Sintra blâmée pour le décès de l’arpenteur Francis Précourt

Sintra blâmée pour le décès de l’arpenteur Francis Précourt
Mario Gosselin

ACCIDENT DE TRAVAIL. Un manque de communication et une organisation déficiente sont deux causes identifiées par la CSST dans les circonstances entourant le décès de l’arpenteur Francis Précourt sur le chantier opéré par Sintra, le 23 juillet 2015, sur la route 255, à Drummondville.

C’est ce que révèle le rapport d’enquête que la CSST a rendu public aujourd’hui au cours d’une rare conférence de presse, dans une salle de l’hôtel Le Dauphin, où ses inspecteurs ont expliqué en détail les différents facteurs ayant mené à la tragédie survenue à 8 heures le matin.
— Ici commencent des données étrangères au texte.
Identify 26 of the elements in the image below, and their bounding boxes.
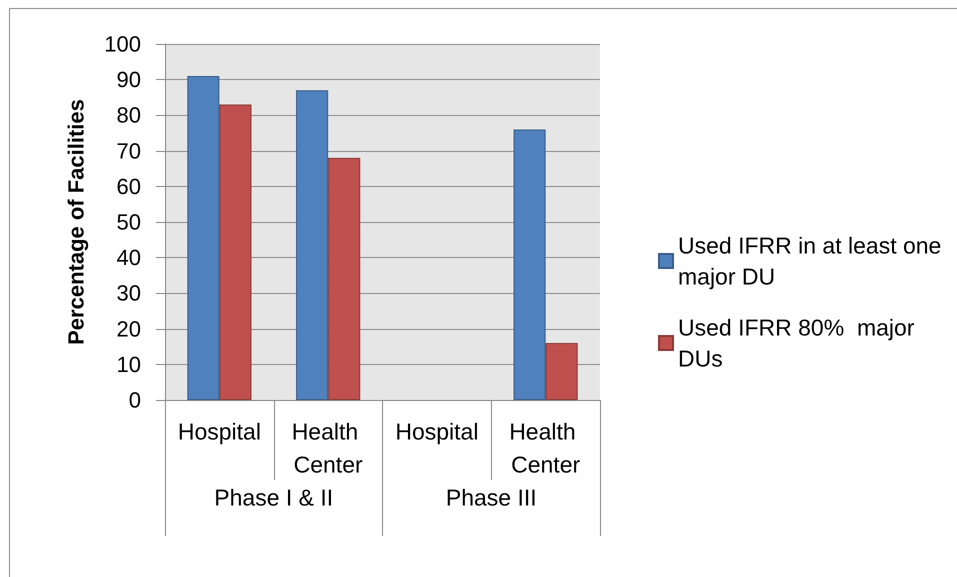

Selon le rapport, lorsque débutent les travaux d’excavation d’une nouvelle phase sur la chaussée du chantier de réfection, l’arpenteur se présente afin d’y effectuer des relevés de niveaux finaux de la zone excavée. Au moment où il s’apprête à effectuer un relevé au centre de la voie de gauche, le bouteur (bulldozer), situé à environ 20 mètres en amont, effectue une manœuvre de recul. L’opérateur ne regarde pas à l’arrière durant cette manœuvre, mais bien de chaque côté de la lame à l’avant du véhicule. L’arpenteur, se trouvant dans la trajectoire de recul du bouteur, se fait heurter par celui-ci. Il perd alors l’équilibre, glisse sous la chenille droite du bouteur et se fait écraser. Il est transporté à l’hôpital et succombe à ses blessures.

Après avoir effectué une analyse de la scène, les inspecteurs Denis Marchand et Steve Laperle ont constaté qu’il y a eu un manque de communication entre le conducteur du bouteur et l’arpenteur d’une part, et que l’organisation du travail sur le chantier a été déficiente, d’autre part.
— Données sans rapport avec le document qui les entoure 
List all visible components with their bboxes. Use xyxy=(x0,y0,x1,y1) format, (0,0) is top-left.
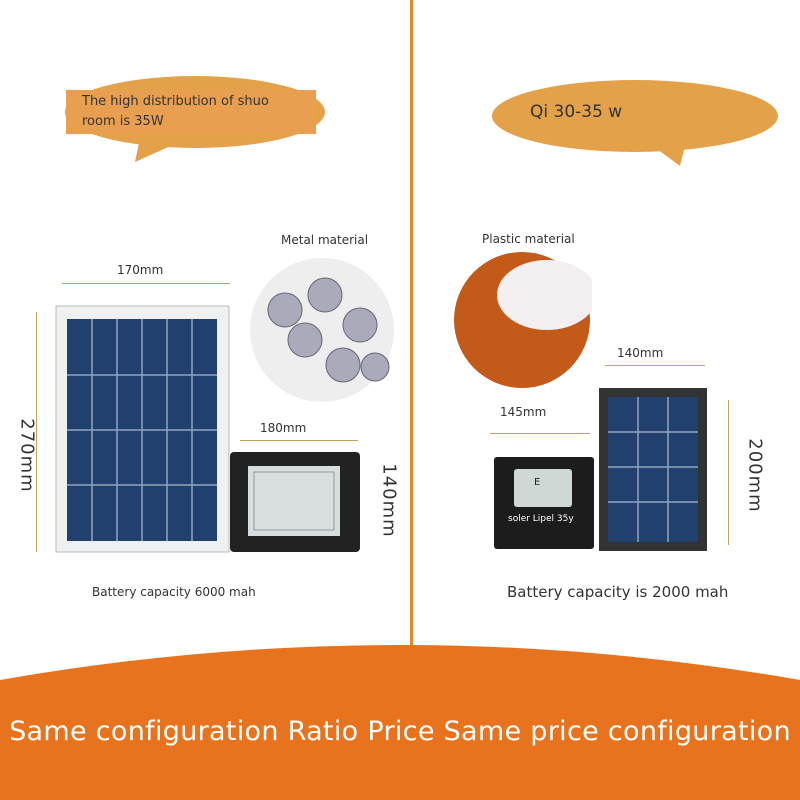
led-array: E xyxy=(514,469,572,507)
small-flood-light: E soler Lipel 35y xyxy=(494,457,594,549)
right-bubble-text: Qi 30-35 w xyxy=(530,102,623,122)
large-flood-light xyxy=(230,452,360,552)
footer-banner xyxy=(0,645,800,800)
left-battery-capacity: Battery capacity 6000 mah xyxy=(92,585,256,599)
dimension-line xyxy=(605,365,705,366)
dimension-line xyxy=(240,440,358,441)
plastic-material-image xyxy=(454,252,592,388)
dimension-line xyxy=(36,312,37,552)
right-panel-height: 200mm xyxy=(744,438,766,513)
footer-text: Same configuration Ratio Price Same pric… xyxy=(9,716,791,747)
left-panel-width: 170mm xyxy=(117,263,164,277)
dimension-line xyxy=(490,433,590,434)
metal-rods-image xyxy=(250,258,394,402)
large-solar-panel xyxy=(55,305,230,553)
left-material-label: Metal material xyxy=(281,233,369,247)
light-model-label: soler Lipel 35y xyxy=(508,514,574,524)
center-divider xyxy=(410,0,413,650)
left-light-height: 140mm xyxy=(378,463,400,538)
light-mark: E xyxy=(534,477,541,488)
dimension-line xyxy=(62,283,230,284)
small-solar-panel xyxy=(599,388,707,551)
dimension-line xyxy=(728,400,729,545)
speech-bubble-right xyxy=(492,80,778,166)
right-material-label: Plastic material xyxy=(482,232,575,246)
right-battery-capacity: Battery capacity is 2000 mah xyxy=(507,583,729,601)
right-panel-width: 140mm xyxy=(617,346,664,360)
left-bubble-text: The high distribution of shuo room is 35… xyxy=(66,90,316,134)
left-light-width: 180mm xyxy=(260,421,307,435)
left-panel-height: 270mm xyxy=(16,418,38,493)
right-light-width: 145mm xyxy=(500,405,547,419)
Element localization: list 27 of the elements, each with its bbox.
La CSST considère que l’entrepreneur et maître d’œuvre du chantier, Sintra, a agi de façon à compromettre la sécurité des travailleurs. En conséquence, un constat d’infraction lui a été délivré. Pour ce type d’infraction, l’amende peut varier de 16 124 $ à 64 495 $ pour une première offense, et de 32 248 $ à 161 240 $ en cas de récidive.

Fait à noter, c’était la première fois au Centre-du-Québec, selon Denis Marchand, que le MTQ (ministère des Transports du Québec) faisait appel à une entreprise privée (la Firme Martin Paradis, employeur de Francis Précourt) pour assurer la fonction d’arpenteur. Auparavant, c’est le MTQ qui assignait un de ses arpenteurs.
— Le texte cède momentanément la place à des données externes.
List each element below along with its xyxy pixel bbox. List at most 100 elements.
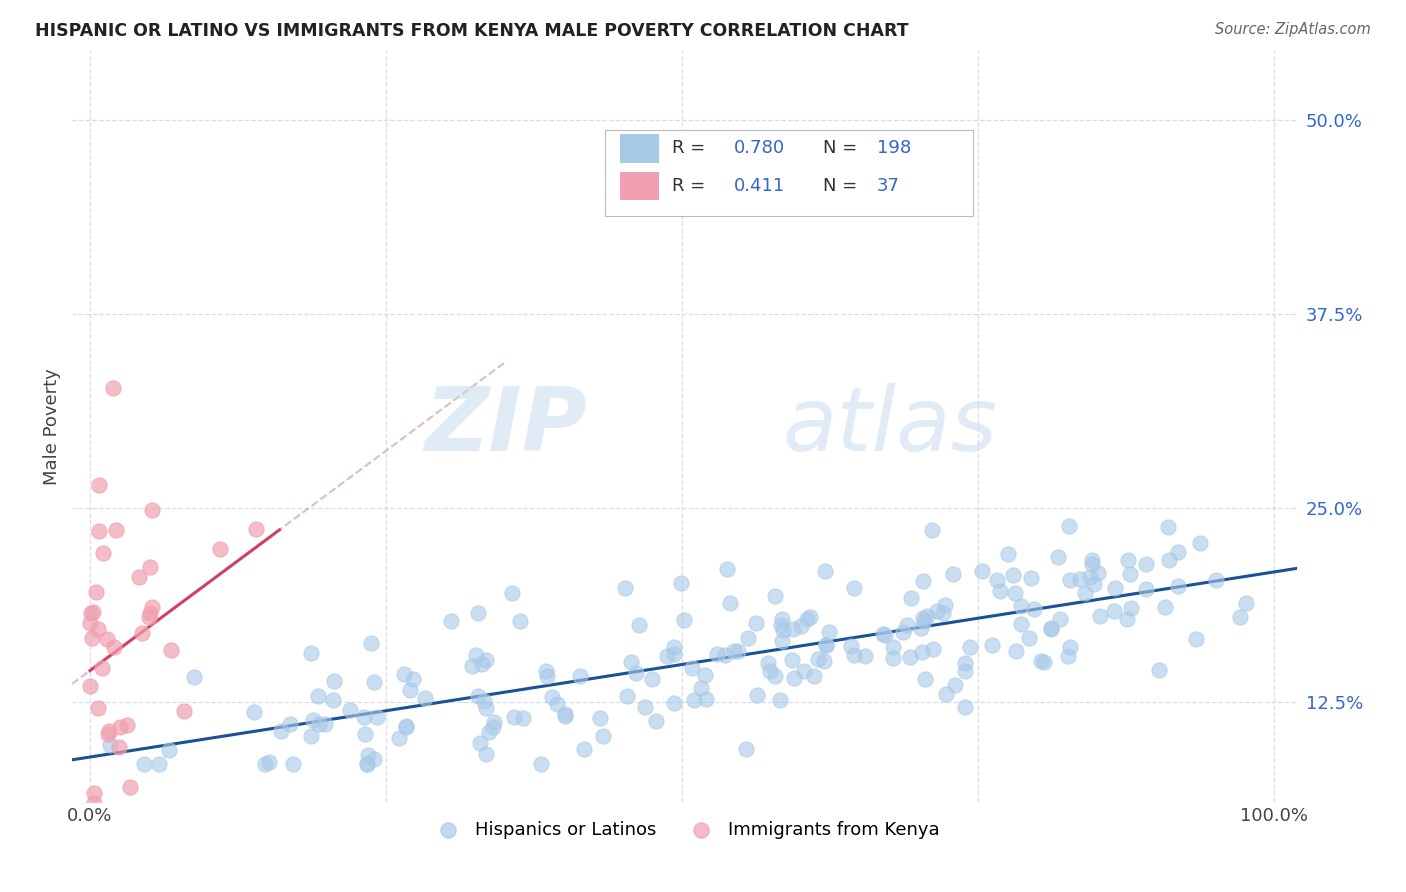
Point: [398, 682, 420, 697]
Point: [512, 711, 534, 725]
Point: [353, 726, 375, 740]
Point: [793, 664, 815, 678]
Point: [589, 711, 612, 725]
Point: [927, 604, 949, 618]
Point: [799, 609, 821, 624]
Point: [471, 657, 494, 671]
Point: [1104, 581, 1126, 595]
Point: [664, 696, 686, 710]
Point: [875, 628, 897, 642]
Point: [357, 748, 380, 763]
Point: [718, 596, 741, 610]
Point: [97, 727, 120, 741]
Point: [942, 567, 965, 582]
Point: [115, 718, 138, 732]
Point: [1059, 574, 1081, 588]
Point: [645, 714, 668, 728]
Text: ZIP: ZIP: [425, 383, 586, 470]
Point: [139, 607, 162, 621]
Point: [657, 648, 679, 663]
Point: [1088, 609, 1111, 624]
Point: [986, 574, 1008, 588]
Point: [1032, 655, 1054, 669]
Point: [953, 664, 976, 678]
Text: 198: 198: [877, 139, 911, 157]
Point: [1018, 631, 1040, 645]
Point: [689, 681, 711, 695]
Point: [1049, 612, 1071, 626]
Point: [482, 714, 505, 729]
Point: [541, 690, 564, 704]
Point: [83, 786, 105, 800]
Point: [245, 522, 267, 536]
Point: [82, 873, 104, 888]
Point: [997, 547, 1019, 561]
Point: [1010, 599, 1032, 613]
Point: [173, 704, 195, 718]
Point: [395, 720, 418, 734]
Point: [1156, 520, 1178, 534]
Point: [723, 644, 745, 658]
Point: [467, 689, 489, 703]
Point: [356, 756, 378, 771]
Point: [900, 591, 922, 606]
Point: [363, 752, 385, 766]
Point: [530, 756, 553, 771]
Text: Source: ZipAtlas.com: Source: ZipAtlas.com: [1215, 22, 1371, 37]
Point: [1119, 601, 1142, 615]
Point: [1019, 571, 1042, 585]
Point: [1147, 663, 1170, 677]
Point: [1004, 585, 1026, 599]
Point: [101, 381, 124, 395]
Point: [1116, 552, 1139, 566]
Point: [257, 755, 280, 769]
Point: [1229, 609, 1251, 624]
Point: [842, 648, 865, 662]
Point: [1167, 545, 1189, 559]
Point: [842, 581, 865, 595]
Point: [98, 738, 121, 752]
Point: [1039, 622, 1062, 636]
Point: [1135, 558, 1157, 572]
Point: [1087, 566, 1109, 581]
Point: [662, 640, 685, 655]
Point: [744, 616, 766, 631]
Point: [478, 724, 501, 739]
Point: [141, 600, 163, 615]
Point: [613, 582, 636, 596]
Point: [756, 656, 779, 670]
Point: [79, 616, 101, 631]
Point: [814, 638, 837, 652]
Text: HISPANIC OR LATINO VS IMMIGRANTS FROM KENYA MALE POVERTY CORRELATION CHART: HISPANIC OR LATINO VS IMMIGRANTS FROM KE…: [35, 22, 908, 40]
Point: [921, 523, 943, 537]
Point: [503, 710, 526, 724]
Point: [782, 622, 804, 636]
Point: [770, 617, 793, 632]
Point: [132, 756, 155, 771]
Point: [627, 618, 650, 632]
Point: [79, 679, 101, 693]
Point: [87, 701, 110, 715]
Point: [299, 729, 322, 743]
Point: [91, 546, 114, 560]
Point: [103, 640, 125, 654]
Point: [803, 668, 825, 682]
Point: [882, 640, 904, 655]
FancyBboxPatch shape: [605, 129, 973, 216]
Point: [770, 612, 793, 626]
Point: [440, 614, 463, 628]
Point: [817, 624, 839, 639]
Point: [280, 717, 302, 731]
Point: [1039, 622, 1062, 636]
Point: [1004, 644, 1026, 658]
Point: [1205, 573, 1227, 587]
Point: [254, 756, 277, 771]
Point: [475, 701, 498, 715]
Point: [183, 670, 205, 684]
Point: [270, 724, 292, 739]
Point: [616, 689, 638, 703]
Point: [1056, 649, 1078, 664]
Point: [464, 648, 486, 662]
Point: [1189, 536, 1212, 550]
Point: [1078, 570, 1101, 584]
«Notre travail n’est pas de trouver un responsable mais d’identifier des causes pour que la situation ne se reproduise plus», a affirmé Denis Marchand. Curieusement, le retour des inspecteurs sur le même chantier le 5 septembre a permis de constater que persistait la même situation à risque.

Si la CSST a organisé une conférence de presse au lieu de l’envoi comme d’habitude d’un communiqué de presse, c’est que, selon Amélia Larin, du Service des Communications, l’organisme voulait obtenir la collaboration de plusieurs médias pour sensibiliser à la fois la population et les entreprises liées à ce type de travaux. D’ailleurs, le rapport sera transmis à l’Association de la construction du Québec, l’Association des constructeurs de routes et grands travaux du Québec, l’Association québécoise des entrepreneurs en infrastructure, l’Association patronale des entreprises en construction du Québec, l’Association des entrepreneurs en construction du Québec ainsi que l’Association des professionnels de la construction et de l’habitation du Québec.

Par ailleurs, un homme d’affaires de Drummondville, Carl Binette (Aéroénergie), présent à la conférence de presse, a confié à L’Express que l’installation d’une caméra de recul devrait être obligatoire sur toute machinerie lourde. «J’en fais une cause personnelle. La plus vieille des quatre enfants de Francis est ma filleule et je vais faire tout ce que je peux pour que le gouvernement du Québec adopte une règlementation rendant obligatoire la présence d’une caméra de recul sur tous ces véhicules. Ça ferait augmenter d’à peine 300 $ le coût d’une machine qui en vaut 40 000 $, ça ne fait pas une grosse différence de prix pour une bien meilleure sécurité», a-t-il fait observer.